Serven_Hawken_collection.jpg


There are pictures of other Hawken rifles with fancy wood in Baird's books and in Jim Gordon's books.

"original Hawkens...had browned iron"

The few surviving Hawken rifles that still exhibit some original finish suggest that color case hardened iron was more the rule than the exception. These photos of Kit Carson's last Hawken still show the case colors on the lock, hammer, breech, tang, and trigger guard. The butt plate was also case colored along with the nose cap.

Kit_Carso_Hawken_Gordon_book.jpg


The barrel on the Carson Hawken still exhibits some of its original blue. It was either rust blued or charcoal blued.

Don Stith once owned a pre-1840 J&S Hawken that was written up by George Shumway in the August 1988 issue of Muzzle Blasts that also retained most of its original finish. It had case hardened iron parts and charcoal blued barrel, also.

The brown iron we see on Hawken rifles today is probably the result of decades of rusting and acquired patina.

Steel was expensive during the time that the Hawken brothers were building rifles and used only for springs.
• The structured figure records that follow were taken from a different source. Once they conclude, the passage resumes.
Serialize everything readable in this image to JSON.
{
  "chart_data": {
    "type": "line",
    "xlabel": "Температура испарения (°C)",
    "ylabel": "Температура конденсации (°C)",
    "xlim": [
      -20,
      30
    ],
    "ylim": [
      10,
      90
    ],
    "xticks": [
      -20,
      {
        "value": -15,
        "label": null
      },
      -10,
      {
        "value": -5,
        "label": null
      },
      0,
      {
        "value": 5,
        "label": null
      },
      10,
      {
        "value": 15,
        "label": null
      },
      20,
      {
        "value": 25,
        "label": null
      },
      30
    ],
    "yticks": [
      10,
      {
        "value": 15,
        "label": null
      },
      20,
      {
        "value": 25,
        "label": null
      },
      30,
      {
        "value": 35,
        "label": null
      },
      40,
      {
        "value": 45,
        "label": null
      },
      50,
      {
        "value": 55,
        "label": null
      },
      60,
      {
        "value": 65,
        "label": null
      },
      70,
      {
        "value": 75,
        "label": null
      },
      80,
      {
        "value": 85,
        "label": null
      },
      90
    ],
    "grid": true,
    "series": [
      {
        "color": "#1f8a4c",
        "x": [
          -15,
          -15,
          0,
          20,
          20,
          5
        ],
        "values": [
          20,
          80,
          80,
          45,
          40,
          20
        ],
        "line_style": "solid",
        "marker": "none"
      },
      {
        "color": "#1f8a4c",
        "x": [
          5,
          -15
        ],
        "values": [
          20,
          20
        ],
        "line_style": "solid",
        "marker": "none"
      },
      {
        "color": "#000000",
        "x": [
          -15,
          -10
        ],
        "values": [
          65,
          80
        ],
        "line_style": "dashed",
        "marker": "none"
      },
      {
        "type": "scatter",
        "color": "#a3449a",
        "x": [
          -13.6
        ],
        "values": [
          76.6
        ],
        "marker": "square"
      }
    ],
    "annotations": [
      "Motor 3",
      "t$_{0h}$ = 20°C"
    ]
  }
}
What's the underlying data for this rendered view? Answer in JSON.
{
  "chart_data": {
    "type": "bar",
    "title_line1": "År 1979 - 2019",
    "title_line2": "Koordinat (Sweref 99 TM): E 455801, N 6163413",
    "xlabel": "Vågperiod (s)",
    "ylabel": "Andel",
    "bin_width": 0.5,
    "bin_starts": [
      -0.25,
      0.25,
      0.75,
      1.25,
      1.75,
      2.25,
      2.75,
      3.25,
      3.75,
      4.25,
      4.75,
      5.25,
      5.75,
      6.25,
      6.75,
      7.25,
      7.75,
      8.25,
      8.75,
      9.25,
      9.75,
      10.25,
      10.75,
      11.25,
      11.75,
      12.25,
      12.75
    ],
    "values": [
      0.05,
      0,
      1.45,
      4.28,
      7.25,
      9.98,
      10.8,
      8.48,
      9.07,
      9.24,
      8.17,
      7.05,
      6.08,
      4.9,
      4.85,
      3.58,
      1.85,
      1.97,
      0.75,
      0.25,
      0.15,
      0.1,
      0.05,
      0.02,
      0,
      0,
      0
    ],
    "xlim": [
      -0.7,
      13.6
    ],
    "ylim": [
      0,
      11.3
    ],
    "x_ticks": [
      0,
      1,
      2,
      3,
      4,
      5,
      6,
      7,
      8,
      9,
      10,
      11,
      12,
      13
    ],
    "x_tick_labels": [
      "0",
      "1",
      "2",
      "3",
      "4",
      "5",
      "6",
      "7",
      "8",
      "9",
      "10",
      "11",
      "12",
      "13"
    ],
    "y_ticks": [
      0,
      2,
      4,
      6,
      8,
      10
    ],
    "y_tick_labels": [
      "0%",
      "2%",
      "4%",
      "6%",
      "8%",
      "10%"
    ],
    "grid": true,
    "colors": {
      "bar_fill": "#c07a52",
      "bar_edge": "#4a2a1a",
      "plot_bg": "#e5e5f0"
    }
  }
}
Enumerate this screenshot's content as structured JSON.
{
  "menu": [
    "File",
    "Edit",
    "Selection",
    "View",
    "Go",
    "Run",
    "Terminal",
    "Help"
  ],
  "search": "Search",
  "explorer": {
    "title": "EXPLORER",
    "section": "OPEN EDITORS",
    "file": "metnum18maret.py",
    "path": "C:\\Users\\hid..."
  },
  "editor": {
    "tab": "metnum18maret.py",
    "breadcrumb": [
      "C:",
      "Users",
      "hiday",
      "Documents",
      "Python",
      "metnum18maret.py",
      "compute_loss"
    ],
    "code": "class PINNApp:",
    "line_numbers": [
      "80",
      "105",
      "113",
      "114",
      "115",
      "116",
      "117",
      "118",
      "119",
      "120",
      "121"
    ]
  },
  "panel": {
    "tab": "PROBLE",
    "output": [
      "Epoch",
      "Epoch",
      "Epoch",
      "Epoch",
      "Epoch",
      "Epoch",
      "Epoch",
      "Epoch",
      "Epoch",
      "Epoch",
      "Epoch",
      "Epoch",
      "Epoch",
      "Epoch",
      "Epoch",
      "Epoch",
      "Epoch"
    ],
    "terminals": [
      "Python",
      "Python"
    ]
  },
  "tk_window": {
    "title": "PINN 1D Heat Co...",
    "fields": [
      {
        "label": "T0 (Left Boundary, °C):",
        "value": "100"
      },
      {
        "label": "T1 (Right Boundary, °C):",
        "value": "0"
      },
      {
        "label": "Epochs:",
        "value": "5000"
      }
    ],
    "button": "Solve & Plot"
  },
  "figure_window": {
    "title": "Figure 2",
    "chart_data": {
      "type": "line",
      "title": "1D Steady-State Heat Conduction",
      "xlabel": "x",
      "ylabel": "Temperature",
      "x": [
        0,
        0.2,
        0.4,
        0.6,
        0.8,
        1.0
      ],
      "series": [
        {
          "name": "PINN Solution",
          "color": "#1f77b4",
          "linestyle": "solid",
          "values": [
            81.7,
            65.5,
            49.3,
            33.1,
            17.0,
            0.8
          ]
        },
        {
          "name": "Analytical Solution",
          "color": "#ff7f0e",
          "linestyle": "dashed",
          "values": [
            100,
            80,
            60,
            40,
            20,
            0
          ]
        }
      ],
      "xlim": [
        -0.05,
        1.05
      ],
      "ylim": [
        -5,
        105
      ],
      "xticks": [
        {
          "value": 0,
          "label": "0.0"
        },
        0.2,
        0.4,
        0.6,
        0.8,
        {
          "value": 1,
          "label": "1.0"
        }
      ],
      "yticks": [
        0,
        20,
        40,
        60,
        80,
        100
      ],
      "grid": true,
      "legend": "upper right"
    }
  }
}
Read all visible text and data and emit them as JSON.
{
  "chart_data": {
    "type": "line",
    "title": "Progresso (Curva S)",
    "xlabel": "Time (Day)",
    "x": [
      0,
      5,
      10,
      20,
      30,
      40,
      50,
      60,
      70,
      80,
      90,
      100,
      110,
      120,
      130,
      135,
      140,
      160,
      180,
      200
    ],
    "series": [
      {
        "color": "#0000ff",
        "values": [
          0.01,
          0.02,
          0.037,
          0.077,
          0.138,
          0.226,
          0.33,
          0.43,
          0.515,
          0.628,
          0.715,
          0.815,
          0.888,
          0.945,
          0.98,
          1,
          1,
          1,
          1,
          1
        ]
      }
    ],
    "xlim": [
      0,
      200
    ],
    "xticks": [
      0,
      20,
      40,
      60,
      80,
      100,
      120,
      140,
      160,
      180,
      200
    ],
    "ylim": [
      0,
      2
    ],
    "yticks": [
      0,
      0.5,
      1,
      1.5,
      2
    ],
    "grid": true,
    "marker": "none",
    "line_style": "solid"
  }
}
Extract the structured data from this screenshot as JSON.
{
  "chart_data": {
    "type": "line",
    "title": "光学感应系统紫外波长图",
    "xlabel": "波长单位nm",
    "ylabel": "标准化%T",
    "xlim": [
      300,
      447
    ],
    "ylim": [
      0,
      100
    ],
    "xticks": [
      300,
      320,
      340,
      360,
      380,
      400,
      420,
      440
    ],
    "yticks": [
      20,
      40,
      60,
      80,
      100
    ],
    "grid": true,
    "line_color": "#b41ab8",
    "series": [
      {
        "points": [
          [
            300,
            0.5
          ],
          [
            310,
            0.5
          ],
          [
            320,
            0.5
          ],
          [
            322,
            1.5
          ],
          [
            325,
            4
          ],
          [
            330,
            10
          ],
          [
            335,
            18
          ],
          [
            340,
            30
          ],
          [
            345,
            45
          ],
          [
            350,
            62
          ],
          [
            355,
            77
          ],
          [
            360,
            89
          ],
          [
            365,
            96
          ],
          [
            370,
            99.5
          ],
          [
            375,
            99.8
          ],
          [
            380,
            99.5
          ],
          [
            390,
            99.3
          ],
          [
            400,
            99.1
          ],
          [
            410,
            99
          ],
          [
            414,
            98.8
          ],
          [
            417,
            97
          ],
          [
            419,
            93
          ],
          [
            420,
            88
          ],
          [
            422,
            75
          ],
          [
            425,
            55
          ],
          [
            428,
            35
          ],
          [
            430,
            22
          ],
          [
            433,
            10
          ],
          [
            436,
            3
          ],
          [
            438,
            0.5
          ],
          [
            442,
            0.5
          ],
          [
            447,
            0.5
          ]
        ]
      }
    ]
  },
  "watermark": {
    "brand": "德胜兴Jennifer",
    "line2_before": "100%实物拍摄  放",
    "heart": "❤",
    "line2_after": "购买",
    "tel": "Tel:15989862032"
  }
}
An inexpensive steel making process wasn't invented until 1855 and not put into full scale production until about the time of the Civil War.

Soft iron was used for barrels, locks, butt plates, trigger guards, and etc. on muzzleloaders right up to the beginning of the cartridge era. Parts that were subject to wear like the lock, hooked breech, butt plate, etc. were often case hardened to resist wear.

"those sights are much more elaborate than those found on the originals"

You need to add the qualifier "most" in your statement. There is a S. Hawken marked rifle with a very similar adjustable sight and several Gemmer era rifles with adjustable sights.

This image is from Baird's second book.
Adjustable_Hawken_sight_from_Wm_Almquist_collection.jpg


There are also surviving S. Hawken rifles with tang sights and pistol grip wrists for target shooting.

Everything on Jaegermeister's Pedersoli Hawken can be found on original Hawken rifles.

If I had the rifle in front of me, I could probably find some small things to nit pick, but the metal finishes Pedersoli got right.